The first Land Day’s martyrs were Khair Yasin, 23, Khadija Shawahneh, 23, Raja Abu Rayya, 23, Khader Khalayla, 30, Mohsen Taha, 15, and Rafat Zuhdi, 21.
Develop the Galilee
In March 1976, the Israeli government unveiled a program to “develop the Galilee” by confiscating 21,000 dunums of Palestinian-owned land in favor of Jewish-only settlements. The program was seen by the Palestinians as a thinly-veiled attempt to Judaize the region.
The National Committee for the Defense of Arab Lands, which was formed a few years earlier, had been urging the government to stop its land expropriation plans since 1974. In response to the new declaration, they changed their tactics and called for a general strike to be held on 30 March.
Based on official statistics, the Israeli authorities between 1948 and 1972 confiscated over two million dunums of land in the Galilee and Triangle, a concentration of Arab towns and villages adjacent to the Green Line, added to millions of dunums of land seized during the 1948 Nakba.
Palestinians of 1948 territories
Land is at the heart of the conflict between the Israeli authorities and the Palestinians living in the territories occupied since 1948.
30 March 1976 was the first time that the Palestinians in the 1948 occupied territories had organized mass protests against Israeli policies.
About 1,700,000 Palestinians live in the Palestinian territories occupied since 1948 and they constitute 20% of the total population of Israel.
Historic Palestine
The total area of historic Palestine is about 27,700 square kilometers, Israeli Jews utilize more than 85% of it whilst Palestinians (the native inhabitants of the land) utilize less than 15% of the land, according to the Palestinian Central Bureau of Statistics.
44th Land Day
Because of the lockdown due to the coronavirus outbreak this year, the Palestinians, instead of organizing mass demonstrations to mark the 44th anniversary of the Land Day, decided to change the way they commemorate this special day.
Only a few number of Palestinians placed flowers at the graves of the Land Day martyrs in Sakhnin, Arraba, Tiba and Kafr Kanna after obtaining permits from the authorities. The rest of Palestinians took part by lighting candles, playing national songs and raising Palestine flags on their rooftops and balconies.
Settlement Expansion
The Palestinian Central Bureau of Statistics said in a recent report that by the end of 2018, the number of Israeli settlement outposts and military bases in the Occupied West Bank had reached 448.
The report noted that the number includes 150 settlements, 26 neighborhoods added to existing settlements, and 128 random settler outposts.
At the end of 2018, the number of Israeli settlers in the Occupied West Bank reached 671,007 with a population growth rate of about 2.7%.
This means that about 47% of the settlers live in Occupied Jerusalem. Their number is estimated at 311,462, including 228,614 living in the part that Israel annexed forcefully after its occupation of the West Bank in 1967.

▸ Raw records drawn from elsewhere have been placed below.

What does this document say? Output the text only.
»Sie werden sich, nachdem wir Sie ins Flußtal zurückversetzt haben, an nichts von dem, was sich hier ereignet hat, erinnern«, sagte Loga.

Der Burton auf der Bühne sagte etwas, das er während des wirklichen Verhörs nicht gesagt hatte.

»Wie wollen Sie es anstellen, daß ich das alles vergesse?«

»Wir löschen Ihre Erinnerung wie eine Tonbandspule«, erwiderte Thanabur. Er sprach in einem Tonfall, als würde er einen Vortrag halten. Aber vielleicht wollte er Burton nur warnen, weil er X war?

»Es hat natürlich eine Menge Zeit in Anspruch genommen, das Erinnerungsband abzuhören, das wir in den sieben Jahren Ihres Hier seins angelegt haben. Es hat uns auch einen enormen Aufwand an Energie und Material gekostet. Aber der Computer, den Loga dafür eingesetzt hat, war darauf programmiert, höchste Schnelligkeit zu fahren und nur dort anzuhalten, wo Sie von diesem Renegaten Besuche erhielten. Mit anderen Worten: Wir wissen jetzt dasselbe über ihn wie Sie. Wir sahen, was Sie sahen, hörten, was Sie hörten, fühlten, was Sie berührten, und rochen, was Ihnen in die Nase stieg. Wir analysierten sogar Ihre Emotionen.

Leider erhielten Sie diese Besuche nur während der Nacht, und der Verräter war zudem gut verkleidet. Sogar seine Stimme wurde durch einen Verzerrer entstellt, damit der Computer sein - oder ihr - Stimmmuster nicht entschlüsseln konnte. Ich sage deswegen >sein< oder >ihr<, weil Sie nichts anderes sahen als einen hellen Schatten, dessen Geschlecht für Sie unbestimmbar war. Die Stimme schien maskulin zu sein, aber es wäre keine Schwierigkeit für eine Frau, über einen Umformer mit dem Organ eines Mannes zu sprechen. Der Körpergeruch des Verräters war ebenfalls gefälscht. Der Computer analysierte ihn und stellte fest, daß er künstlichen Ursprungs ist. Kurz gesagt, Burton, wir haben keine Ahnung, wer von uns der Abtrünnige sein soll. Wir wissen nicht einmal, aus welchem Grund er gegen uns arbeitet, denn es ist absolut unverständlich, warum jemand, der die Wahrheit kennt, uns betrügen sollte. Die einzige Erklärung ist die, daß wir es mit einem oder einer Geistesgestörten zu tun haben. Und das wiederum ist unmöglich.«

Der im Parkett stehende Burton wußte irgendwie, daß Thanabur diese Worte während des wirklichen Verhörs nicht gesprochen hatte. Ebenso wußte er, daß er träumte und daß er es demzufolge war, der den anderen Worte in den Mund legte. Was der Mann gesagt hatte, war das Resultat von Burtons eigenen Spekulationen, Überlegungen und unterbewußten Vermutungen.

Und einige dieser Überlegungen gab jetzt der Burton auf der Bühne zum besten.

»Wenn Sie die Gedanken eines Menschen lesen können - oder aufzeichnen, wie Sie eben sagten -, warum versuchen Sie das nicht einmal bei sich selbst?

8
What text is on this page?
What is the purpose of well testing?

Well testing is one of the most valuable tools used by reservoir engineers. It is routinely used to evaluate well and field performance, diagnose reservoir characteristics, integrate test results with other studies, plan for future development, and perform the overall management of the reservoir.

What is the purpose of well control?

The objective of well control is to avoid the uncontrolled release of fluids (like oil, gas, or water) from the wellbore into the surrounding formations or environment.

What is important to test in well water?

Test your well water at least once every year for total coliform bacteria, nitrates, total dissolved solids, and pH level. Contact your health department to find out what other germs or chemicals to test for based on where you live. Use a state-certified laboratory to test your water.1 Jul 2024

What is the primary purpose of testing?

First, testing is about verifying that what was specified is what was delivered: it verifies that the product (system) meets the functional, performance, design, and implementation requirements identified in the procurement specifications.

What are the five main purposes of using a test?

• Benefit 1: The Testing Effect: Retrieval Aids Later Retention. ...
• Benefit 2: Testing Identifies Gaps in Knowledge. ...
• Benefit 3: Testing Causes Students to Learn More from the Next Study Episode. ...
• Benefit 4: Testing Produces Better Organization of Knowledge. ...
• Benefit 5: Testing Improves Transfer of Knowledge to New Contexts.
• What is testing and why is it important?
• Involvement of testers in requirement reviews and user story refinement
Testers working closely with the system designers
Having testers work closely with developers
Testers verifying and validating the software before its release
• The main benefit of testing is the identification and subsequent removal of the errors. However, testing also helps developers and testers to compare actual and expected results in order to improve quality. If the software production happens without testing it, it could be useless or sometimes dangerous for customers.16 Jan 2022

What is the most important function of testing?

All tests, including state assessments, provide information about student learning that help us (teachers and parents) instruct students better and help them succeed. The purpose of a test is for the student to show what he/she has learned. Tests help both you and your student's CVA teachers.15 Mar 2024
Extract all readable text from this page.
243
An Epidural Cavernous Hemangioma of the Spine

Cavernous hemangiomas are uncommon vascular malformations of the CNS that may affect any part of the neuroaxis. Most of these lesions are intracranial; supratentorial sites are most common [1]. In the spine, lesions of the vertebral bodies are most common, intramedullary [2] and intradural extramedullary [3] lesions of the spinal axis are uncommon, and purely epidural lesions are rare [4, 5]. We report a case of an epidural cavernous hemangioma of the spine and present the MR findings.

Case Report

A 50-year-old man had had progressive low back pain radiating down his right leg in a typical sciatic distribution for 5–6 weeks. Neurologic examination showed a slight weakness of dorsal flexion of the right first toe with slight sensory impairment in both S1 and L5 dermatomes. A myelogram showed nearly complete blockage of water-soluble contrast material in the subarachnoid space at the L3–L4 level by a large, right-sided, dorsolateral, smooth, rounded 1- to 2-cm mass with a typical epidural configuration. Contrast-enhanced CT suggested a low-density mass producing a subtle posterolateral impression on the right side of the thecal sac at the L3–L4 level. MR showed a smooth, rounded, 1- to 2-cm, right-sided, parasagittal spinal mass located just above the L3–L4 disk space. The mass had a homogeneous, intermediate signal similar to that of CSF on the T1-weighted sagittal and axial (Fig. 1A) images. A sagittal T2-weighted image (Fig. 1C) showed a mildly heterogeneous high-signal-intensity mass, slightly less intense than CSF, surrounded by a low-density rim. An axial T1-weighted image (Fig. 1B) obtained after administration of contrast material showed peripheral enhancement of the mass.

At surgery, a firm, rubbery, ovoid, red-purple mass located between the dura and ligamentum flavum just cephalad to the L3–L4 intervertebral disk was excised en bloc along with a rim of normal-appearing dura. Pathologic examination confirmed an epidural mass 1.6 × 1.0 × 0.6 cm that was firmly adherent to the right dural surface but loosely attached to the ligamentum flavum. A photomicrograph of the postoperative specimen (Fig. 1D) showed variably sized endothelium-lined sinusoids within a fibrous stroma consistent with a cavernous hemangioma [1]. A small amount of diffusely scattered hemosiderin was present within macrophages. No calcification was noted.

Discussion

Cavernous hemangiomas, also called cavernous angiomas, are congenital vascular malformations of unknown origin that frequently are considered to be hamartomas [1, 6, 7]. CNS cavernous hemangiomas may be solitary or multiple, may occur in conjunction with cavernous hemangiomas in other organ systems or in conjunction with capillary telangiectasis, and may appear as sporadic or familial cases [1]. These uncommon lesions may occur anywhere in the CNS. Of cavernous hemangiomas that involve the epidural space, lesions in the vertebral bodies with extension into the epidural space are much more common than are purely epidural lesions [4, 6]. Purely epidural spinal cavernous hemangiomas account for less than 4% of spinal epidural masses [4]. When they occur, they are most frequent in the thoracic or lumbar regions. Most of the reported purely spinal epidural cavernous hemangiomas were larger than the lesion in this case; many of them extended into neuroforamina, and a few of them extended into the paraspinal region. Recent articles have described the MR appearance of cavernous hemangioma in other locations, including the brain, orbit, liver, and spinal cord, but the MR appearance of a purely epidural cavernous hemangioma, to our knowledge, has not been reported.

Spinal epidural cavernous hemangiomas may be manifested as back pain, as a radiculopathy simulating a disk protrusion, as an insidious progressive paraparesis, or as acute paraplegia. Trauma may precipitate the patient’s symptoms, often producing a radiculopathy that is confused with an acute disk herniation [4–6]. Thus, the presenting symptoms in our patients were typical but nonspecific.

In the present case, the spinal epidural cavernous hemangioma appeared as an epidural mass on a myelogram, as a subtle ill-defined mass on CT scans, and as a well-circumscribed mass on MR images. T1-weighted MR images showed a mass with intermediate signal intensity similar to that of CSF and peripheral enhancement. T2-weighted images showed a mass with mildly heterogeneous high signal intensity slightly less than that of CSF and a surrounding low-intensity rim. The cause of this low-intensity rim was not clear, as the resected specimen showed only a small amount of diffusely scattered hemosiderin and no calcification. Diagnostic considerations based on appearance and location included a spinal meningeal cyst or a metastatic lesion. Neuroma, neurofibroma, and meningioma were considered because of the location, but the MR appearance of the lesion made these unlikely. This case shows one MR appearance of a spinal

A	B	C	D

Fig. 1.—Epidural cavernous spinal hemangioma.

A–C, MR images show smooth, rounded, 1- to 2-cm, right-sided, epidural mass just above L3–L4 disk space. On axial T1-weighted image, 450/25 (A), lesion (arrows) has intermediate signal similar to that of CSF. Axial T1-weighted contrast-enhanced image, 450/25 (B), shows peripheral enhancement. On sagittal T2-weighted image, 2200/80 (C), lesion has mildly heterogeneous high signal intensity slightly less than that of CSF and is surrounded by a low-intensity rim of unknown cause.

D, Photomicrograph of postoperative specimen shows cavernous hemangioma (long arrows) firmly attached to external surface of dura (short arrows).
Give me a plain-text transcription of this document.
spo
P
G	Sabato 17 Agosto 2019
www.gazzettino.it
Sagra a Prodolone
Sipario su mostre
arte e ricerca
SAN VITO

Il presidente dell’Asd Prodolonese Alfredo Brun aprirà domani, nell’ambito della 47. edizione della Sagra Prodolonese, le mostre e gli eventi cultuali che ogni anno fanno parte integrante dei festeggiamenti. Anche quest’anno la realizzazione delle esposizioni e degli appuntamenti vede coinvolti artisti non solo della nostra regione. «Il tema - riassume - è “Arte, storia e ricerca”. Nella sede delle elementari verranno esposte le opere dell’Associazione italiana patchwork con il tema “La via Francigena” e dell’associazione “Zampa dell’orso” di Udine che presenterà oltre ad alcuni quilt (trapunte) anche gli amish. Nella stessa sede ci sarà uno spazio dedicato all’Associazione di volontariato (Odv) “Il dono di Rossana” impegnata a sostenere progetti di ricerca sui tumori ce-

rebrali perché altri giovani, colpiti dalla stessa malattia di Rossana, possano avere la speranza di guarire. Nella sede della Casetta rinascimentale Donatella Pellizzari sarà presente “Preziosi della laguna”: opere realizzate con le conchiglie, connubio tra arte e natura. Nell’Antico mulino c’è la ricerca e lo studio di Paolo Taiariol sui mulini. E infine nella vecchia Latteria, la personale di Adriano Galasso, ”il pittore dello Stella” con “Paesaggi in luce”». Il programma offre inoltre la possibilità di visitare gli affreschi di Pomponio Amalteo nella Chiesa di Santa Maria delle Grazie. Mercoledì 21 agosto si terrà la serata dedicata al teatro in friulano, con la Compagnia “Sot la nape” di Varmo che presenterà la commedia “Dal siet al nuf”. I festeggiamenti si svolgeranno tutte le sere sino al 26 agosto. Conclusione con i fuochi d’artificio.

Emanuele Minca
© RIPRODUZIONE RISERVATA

The settler population in the Occupied West Bank is about 23 for every 100 Palestinians, while in Jerusalem it is 70 settlers for every 100 Palestinians.
Last year witnessed a concerning increase in the settlement expansion activity in the Occupied West Bank where the Israeli government approved the construction of 8,457 settlement units as well as 13 new settler outposts. Based on official statistics, the Israeli occupation in 2019 demolished 678 Palestinian buildings, 40% of whom were in Jerusalem. In the same year, the Palestinians received stop-construction orders for 556 new buildings in the West Bank.